It's no secret that Target Corp. has high hopes for its PFresh grocery format. Food and grocery products are driving most of Target's slow comp sales growth—0.5 percent over nine months. PFresh also attracts a lot of repeat business since people will eventually run out milk and bread.

Grocery items are not the easiest things to carry, even for people just wanting to make a quick run for a few items. So why does Target located PFresh so far away from store entrances?

Precisely because Target does not want consumers to make a quick run for a few food items.

"Target wants PFresh customers but they don't want just PFresh customers ," said Amy Koo, an analyst with Kantar Retail consulting firm in Boston.

Target's strategy has always been to get people to buy as much as they can in a store. You may have intended go to a Target only to buy milk and bread but you wind up leaving with a cart full of higher margin clothes, accessories, and home goods. Think about the REDcard 's 5 percent discount of total purchases. The more you buy, the bigger the discount.

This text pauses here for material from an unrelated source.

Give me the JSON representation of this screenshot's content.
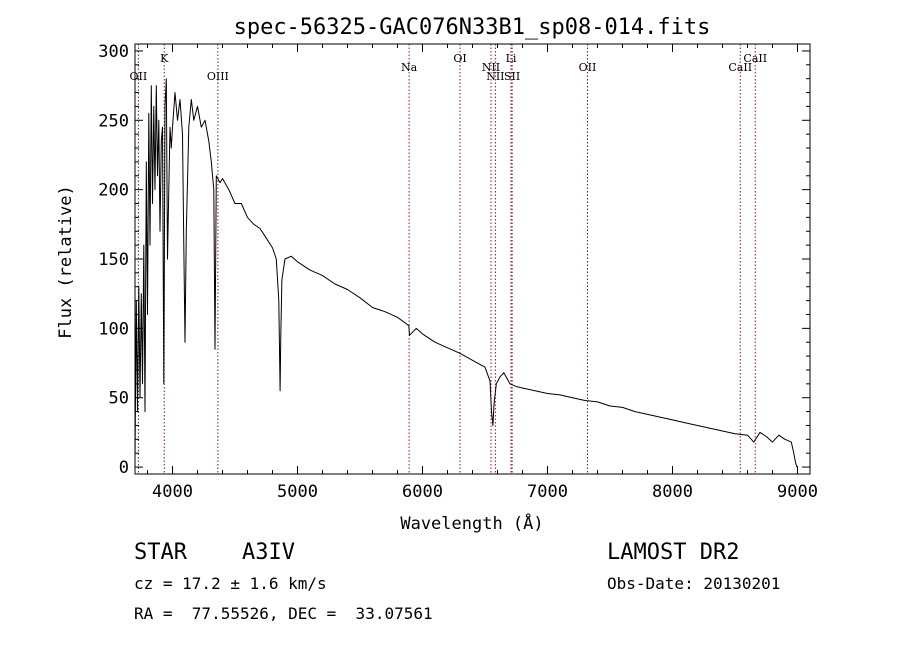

That strategy is embedded in the store design: to get to PFresh, you must generally pass through a gauntlet of clothes, shoes, jewelry, and sporting goods, a pathway that will inevitably tempt you to buy more.

"It's like Target is saying 'we are going to call you on your bluff,'" Koo said. "You may have intended to buy food but you really want to buy clothes."

Excluding SuperTargets, regular Target stores usually have only one entrance, lest you sneak in through a side door closer to PFresh.

Target's strategy is clever but does not come without sacrifices. The first is convenience.

Consider CityTarget. The retailer touted CityTarget as the ideal smaller format for the hurried urban shopper who are not likely to drive cars and buy large quantities of goods, possibly because they are single and rent apartments. A perfect place where you can rush in during your lunch break or just after work, grab some stuff, and then hurry off to the subway or commuter trains.

But visit the CityTarget in Chicago and you'll discover PFresh is located on the second floor near the back of the store, arguably the least convenient place to buy groceries.

"Convenience can mean different things," said spokesman Eric Hausman. "CityTargets are convenient because of their locations" in the city core.

The second issue with Target's approach is the type of customer it normally attracts. Target has always excelled at making its most loyal shoppers even more loyal. These are the type of customers that will gladly buy a lot of stuff at Target.

And let's face it: if you're going to navigate the maze of Target departments just to buy some bread and milk, you must really love Target or you must really love bread and milk.

But here's the rub: Target actually needs to attract a broader group of shoppers beyond its diehard "Best Guests," Kantar says.

Given Target's sales challenges since the Great Recession, Kantar argues the retailer needs to focus on the casual, less affluent customer who are more likely to buy fewer items than load up on the Missoni and Nate Berkus collections.

Indeed, about a third of Target's sales come from customers who make less than $50,000 a year.

One way Target can reach those customers is to make their shopping experience more convenient. To that effect, Target has established Dollar Store like selections near the checkout areas at the front of the store as well as "grab and go solutions " throughout its departments.

CEO Gregg Steinhafel has also told analysts that Target is looking for further ways to shrink the size of CityTargets. Perhaps that path to PFresh will get a little shorter.